Certains acteurs financiers auraient-ils des comportements contraires à l’éthique ou à la loi régulant les activités financières ? La question n’est pas nouvelle, mais il est plus rare qu’elle soit posée en creux par un président du MEDEF, en l’occurrence Geoffroy Roux de Bézieux, actuel « patron des patrons ». L’auditoire de chefs d’entreprise et de patrons de PME réunis pour un déjeuner par le mouvement Ethic ne s’attendait pas forcément à une telle sortie de la part d’un homme connu pour ses prises de position libérales. Mais elle n’est pourtant pas illogique, sachant que sont dénoncées ici des pratiques financières qui flirtent bien souvent avec les limites de la légalité.
Dans la ligne de mire de Geoffroy Roux de Bézieux, la pratique de la vente à découvert de titres d’entreprises, attaquées par des fonds hostiles qui parient sur la chute du cours : un fonds d’investissement ou un hedge funds achète ou emprunte un certain nombre de titres d’une entreprise cible, puis les revend à un tiers sur la conviction que le titre va baisser. Si le fonds à l’origine de ce pari a raison, il rachète les titres en question quelques temps plus tard (quelques semaines ou quelques mois) à un montant inférieur et empoche la différence. Si la baisse est forte, le bénéfice est à l’avenant.
La pratique est légale dans la plupart des pays mais elle est très encadrée. Comme dans tous les métiers liés à la finance, il y a sur le marché des acteurs plus ou moins vertueux. La majorité de ces fonds se présente comme des « lanceurs d’alerte », dénonçant des cotations surévaluées, parfois en raison de pratiques litigieuses. Mais tous n’ont pas la même ambition (intéressée) de corriger les déséquilibres des marchés ; certains fonds sont tentés de mettre toutes les chances de leur côté pour « favoriser » leur pari, quitte à mobiliser des analystes sans scrupules ou à instrumentaliser des agences de notations. Pour dévaloriser un titre, rien de tel que d’alimenter les craintes les plus diverses sur l’entreprise ou son dirigeant ; en la matière, la simple rumeur ou un tweet suffise parfois à faire dévisser un cours, et engranger de juteux bénéfices.

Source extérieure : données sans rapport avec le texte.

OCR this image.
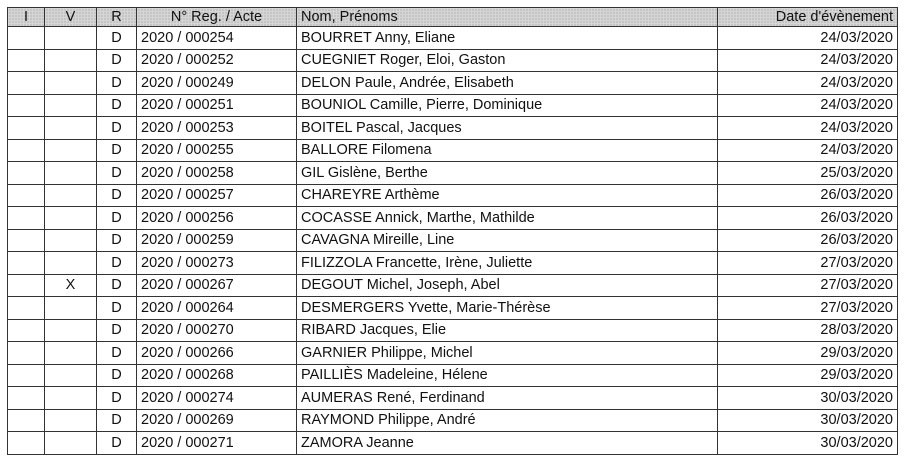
I	V	R	N° Reg. / Acte	Nom, Prénoms	Date d'évènement
		D	2020 / 000254	BOURRET Anny, Eliane	24/03/2020
		D	2020 / 000252	CUEGNIET Roger, Eloi, Gaston	24/03/2020
		D	2020 / 000249	DELON Paule, Andrée, Elisabeth	24/03/2020
		D	2020 / 000251	BOUNIOL Camille, Pierre, Dominique	24/03/2020
		D	2020 / 000253	BOITEL Pascal, Jacques	24/03/2020
		D	2020 / 000255	BALLORE Filomena	24/03/2020
		D	2020 / 000258	GIL Gislène, Berthe	25/03/2020
		D	2020 / 000257	CHAREYRE Arthème	26/03/2020
		D	2020 / 000256	COCASSE Annick, Marthe, Mathilde	26/03/2020
		D	2020 / 000259	CAVAGNA Mireille, Line	26/03/2020
		D	2020 / 000273	FILIZZOLA Francette, Irène, Juliette	27/03/2020
	X	D	2020 / 000267	DEGOUT Michel, Joseph, Abel	27/03/2020
		D	2020 / 000264	DESMERGERS Yvette, Marie-Thérèse	27/03/2020
		D	2020 / 000270	RIBARD Jacques, Elie	28/03/2020
		D	2020 / 000266	GARNIER Philippe, Michel	29/03/2020
		D	2020 / 000268	PAILLIÈS Madeleine, Hélene	29/03/2020
		D	2020 / 000274	AUMERAS René, Ferdinand	30/03/2020
		D	2020 / 000269	RAYMOND Philippe, André	30/03/2020
		D	2020 / 000271	ZAMORA Jeanne	30/03/2020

Or, influer à la baisse sur la valorisation d’une société peut la mettre en grandes difficultés, notamment auprès d’autres investisseurs. La responsabilité de ces fonds, majoritairement anglo-saxons, dans les difficultés de certaines entreprises est donc clairement posée, d’autant plus que ces pratiques, si elles génèrent des profits rapides, ne créent par ailleurs aucune valeur : elles ne font qu’en détruire sur la base de procédés purement spéculatifs. Certaines entreprises cibles n’ont en effet que le défaut d’être vulnérables aux attaques, indépendamment de toute considération sur les résultats ou la stratégie.
Cette pratique des ventes à découvert n’est pas récente mais elles ont brusquement augmenté en volume après la crise de 2008 : un peu moins de 300 opérations sont menées entre 1996 et 2015, contre près de 200 pour la seule année 2017. Par ailleurs, le périmètre de ces actions se déplace : à l’origine situé aux Etats-Unis, le cœur de cible de ces fonds est désormais en Europe. Ce qui a interpellé le président du MEDEF récemment, c’est aussi bien la récurrence et la synchronisation des attaques contre des valeurs françaises et européennes (Danone, CGG, Safran, SFR, Casino…), que l’absence de réaction des autorités financières françaises telles l’AMF, le gendarme de la bourse. Pourtant, si la coordination de ces attaques entre fonds devait être démontrée, il s’agirait bien d’une manipulation de cours, tombant sous le coup de la loi.